Die Neuwieder Stadtspitze macht sich bereits seit Sommer für Impfaktionen stark. So regte Bürgermeister Peter Jung verschiedene Aktionen zu einer Zeit an, als viele dachten, die Corona-Pandemie sei kein großes Thema mehr.

Symbolfoto

Neuwied. Mehr als 30 Impfaktionen an so unterschiedlichen Standorten wie Moscheen und Supermärkten hat die Neuwieder Verwaltung seit Ende Juni auf die Beine gestellt – mit zumeist großem Erfolg. Doch noch nie war die Zahl der Impfwilligen so groß wie am vergangenen Freitag. In Kooperation mit der Praxis Dr. Dockhorn und dem mobilen Impfteam des DRK wurden an den beiden Standorten im Gewerbegebiet Distelfeld und am städtischen Jugendzentrum Big House mehr als 900 Menschen geimpft. Für Oberbürgermeister Jan Einig und Bürgermeister Peter Jung ist das jedoch kein Grund in dem Bestreben nachzulassen, möglichst viele Neuwieder mit Impfschutz versehen zu können.

„Natürlich sind wir mit dem Erreichten zufrieden“, erklären Einig und Jung, berichten aber gleichzeitig davon, dass die Verwaltung weitere Impfaktionen im gesamten Stadtgebiet vorbereitet.

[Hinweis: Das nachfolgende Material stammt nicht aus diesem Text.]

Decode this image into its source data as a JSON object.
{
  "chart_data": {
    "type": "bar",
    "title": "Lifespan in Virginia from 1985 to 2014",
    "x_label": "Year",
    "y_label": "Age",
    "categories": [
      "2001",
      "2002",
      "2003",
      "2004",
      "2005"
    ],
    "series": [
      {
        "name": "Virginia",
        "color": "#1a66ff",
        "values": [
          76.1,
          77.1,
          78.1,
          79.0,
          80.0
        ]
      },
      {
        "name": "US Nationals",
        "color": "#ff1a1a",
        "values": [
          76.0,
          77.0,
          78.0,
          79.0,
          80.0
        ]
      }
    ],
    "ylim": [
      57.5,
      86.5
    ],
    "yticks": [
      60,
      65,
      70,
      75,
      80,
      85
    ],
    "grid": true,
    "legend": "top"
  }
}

Diese sollen durch mobile Impfteams wie auch durch den Impfbus des Landes abgedeckt werden. Bürgermeister Jung sprich aber auch schon von einer „größeren Lösung“ für die Deichstadt. Bei diesem von der Verwaltung unterstützten Projekt habe Dr. Dockhorn die Federführung. Jung zeigt sich in diesem Zusammenhang verwundert über das Land, dass nun alles auf die kommunale Ebene verlagern will. „Ich habe bereits im Oktober zentrale Standorte in der Stadt einrichten wollen“, betont er, „doch dieses Ansinnen hat das Ministerium mit der Begründung zurückgewiesen, Neuwied dürfe kein eigenes Impfzentrum aufbauen“.

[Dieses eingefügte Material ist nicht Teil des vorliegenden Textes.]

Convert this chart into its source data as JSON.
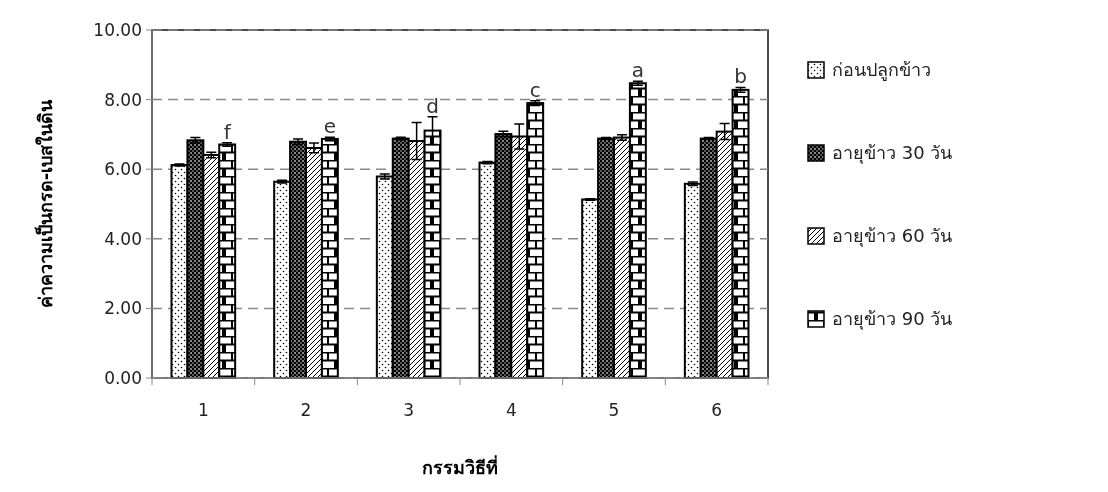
{
  "chart_data": {
    "type": "bar",
    "xlabel": "กรรมวิธีที่",
    "ylabel": "ค่าความเป็นกรด-เบสในดิน",
    "categories": [
      "1",
      "2",
      "3",
      "4",
      "5",
      "6"
    ],
    "series": [
      {
        "name": "ก่อนปลูกข้าว",
        "color": "#000000",
        "values": [
          6.12,
          5.64,
          5.79,
          6.19,
          5.13,
          5.58
        ],
        "errors": [
          0.03,
          0.04,
          0.07,
          0.03,
          0.02,
          0.05
        ]
      },
      {
        "name": "อายุข้าว 30 วัน",
        "color": "#000000",
        "values": [
          6.83,
          6.79,
          6.88,
          7.01,
          6.88,
          6.88
        ],
        "errors": [
          0.08,
          0.08,
          0.04,
          0.08,
          0.03,
          0.03
        ]
      },
      {
        "name": "อายุข้าว 60 วัน",
        "color": "#000000",
        "values": [
          6.41,
          6.61,
          6.81,
          6.94,
          6.91,
          7.08
        ],
        "errors": [
          0.08,
          0.14,
          0.53,
          0.36,
          0.08,
          0.23
        ]
      },
      {
        "name": "อายุข้าว 90 วัน",
        "color": "#000000",
        "values": [
          6.71,
          6.87,
          7.11,
          7.9,
          8.47,
          8.28
        ],
        "errors": [
          0.05,
          0.05,
          0.4,
          0.07,
          0.06,
          0.07
        ]
      }
    ],
    "annotations": [
      "f",
      "e",
      "d",
      "c",
      "a",
      "b"
    ],
    "ylim": [
      0,
      10
    ],
    "yticks": [
      {
        "value": 0,
        "label": "0.00"
      },
      {
        "value": 2,
        "label": "2.00"
      },
      {
        "value": 4,
        "label": "4.00"
      },
      {
        "value": 6,
        "label": "6.00"
      },
      {
        "value": 8,
        "label": "8.00"
      },
      {
        "value": 10,
        "label": "10.00"
      }
    ],
    "grid": "y",
    "line_style": "dashed",
    "legend": "right"
  }
}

Jung und sein Impfteam sehen sich mit verschiedenen Herausforderungen konfrontiert. So ist Impfstoff nicht in ausreichendem Maß vorhanden, zudem verunsichere die BioNTech-Moderna-Diskussion die Bevölkerung. Auch in der Zahl der beteiligten Ärzte sieht er ein Problem. „Mein Dank gilt den bislang mobile eingesetzten Ärzten und ihren Kollegen, die in ihren Praxen impfen. Doch sie können die Aktionen nicht allein bewerkstelligen, es müssen sich noch mehr Ärzte bereit erklären, uns zu unterstützen“, fordert der Bürgermeister. Je höher die Zahl an Medizinern, desto größer die Chance „große Aktionen“ zu fahren, meint Jung; beispielsweise ein Impf-Wochenende in den Fahrzeughallen der Stadtwerke.

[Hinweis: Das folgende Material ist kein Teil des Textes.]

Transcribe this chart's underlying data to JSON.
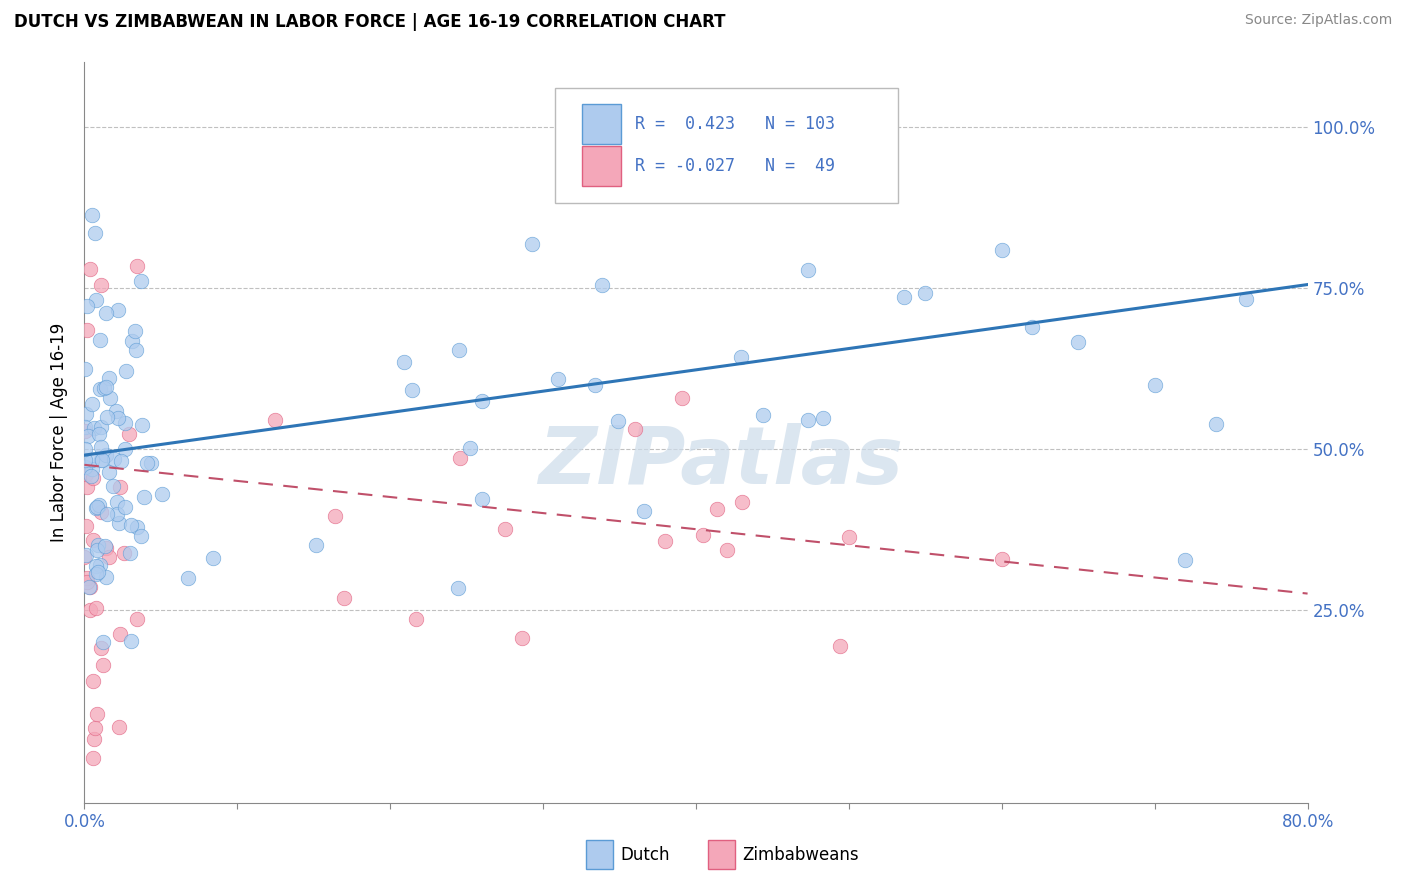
{
  "title": "DUTCH VS ZIMBABWEAN IN LABOR FORCE | AGE 16-19 CORRELATION CHART",
  "source": "Source: ZipAtlas.com",
  "ylabel": "In Labor Force | Age 16-19",
  "xlim": [
    0.0,
    0.8
  ],
  "ylim": [
    -0.05,
    1.1
  ],
  "ytick_positions": [
    0.25,
    0.5,
    0.75,
    1.0
  ],
  "ytick_labels": [
    "25.0%",
    "50.0%",
    "75.0%",
    "100.0%"
  ],
  "dutch_R": 0.423,
  "dutch_N": 103,
  "zimbabwean_R": -0.027,
  "zimbabwean_N": 49,
  "dutch_color": "#aecbee",
  "dutch_edge_color": "#5b9bd5",
  "dutch_line_color": "#2e75b6",
  "zimbabwean_color": "#f4a7b9",
  "zimbabwean_edge_color": "#e06080",
  "zimbabwean_line_color": "#c0506a",
  "background_color": "#ffffff",
  "grid_color": "#c0c0c0",
  "watermark": "ZIPatlas",
  "dutch_line_start_y": 0.49,
  "dutch_line_end_y": 0.755,
  "zim_line_start_y": 0.475,
  "zim_line_end_y": 0.275,
  "title_fontsize": 12,
  "source_fontsize": 10,
  "tick_fontsize": 12,
  "ylabel_fontsize": 12
}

Für die nächsten Tage sind aber zunächst weitere Impfaktionen geplant:
- Freitag, 26. November, 9 bis 17 Uhr, auf der Kirmeswiese (statt wie zunächst geplant an der Deichwelle); Parkmöglichkeiten auf der Kirmeswiese und an der Eishalle; Impfstoffe: Johnson & Johnson, Biontech;
- Freitag, 26. November, 14 bis 18 Uhr, Café Auszeit an der Marktkirche, und
- Samstag, 27. November, 9 bis13 Uhr, Café Auszeit an der Marktkirche, Impfstoff jeweils Biontech;
- Mittwoch, 1. Dezember, 16 bis 19 Uhr, Bootshaus an der Rheinbrücke, Impfstoff: Moderna (nicht für Kinder geeignet).

Die Angebote richten sich an Neuwieder Bürgerinnen und Bürger. Mitzubringen sind Ausweis, Impfpass, Krankenkassenkarte und bei Minderjährigen eine Einwilligungserklärung der Erziehungsberechtigten.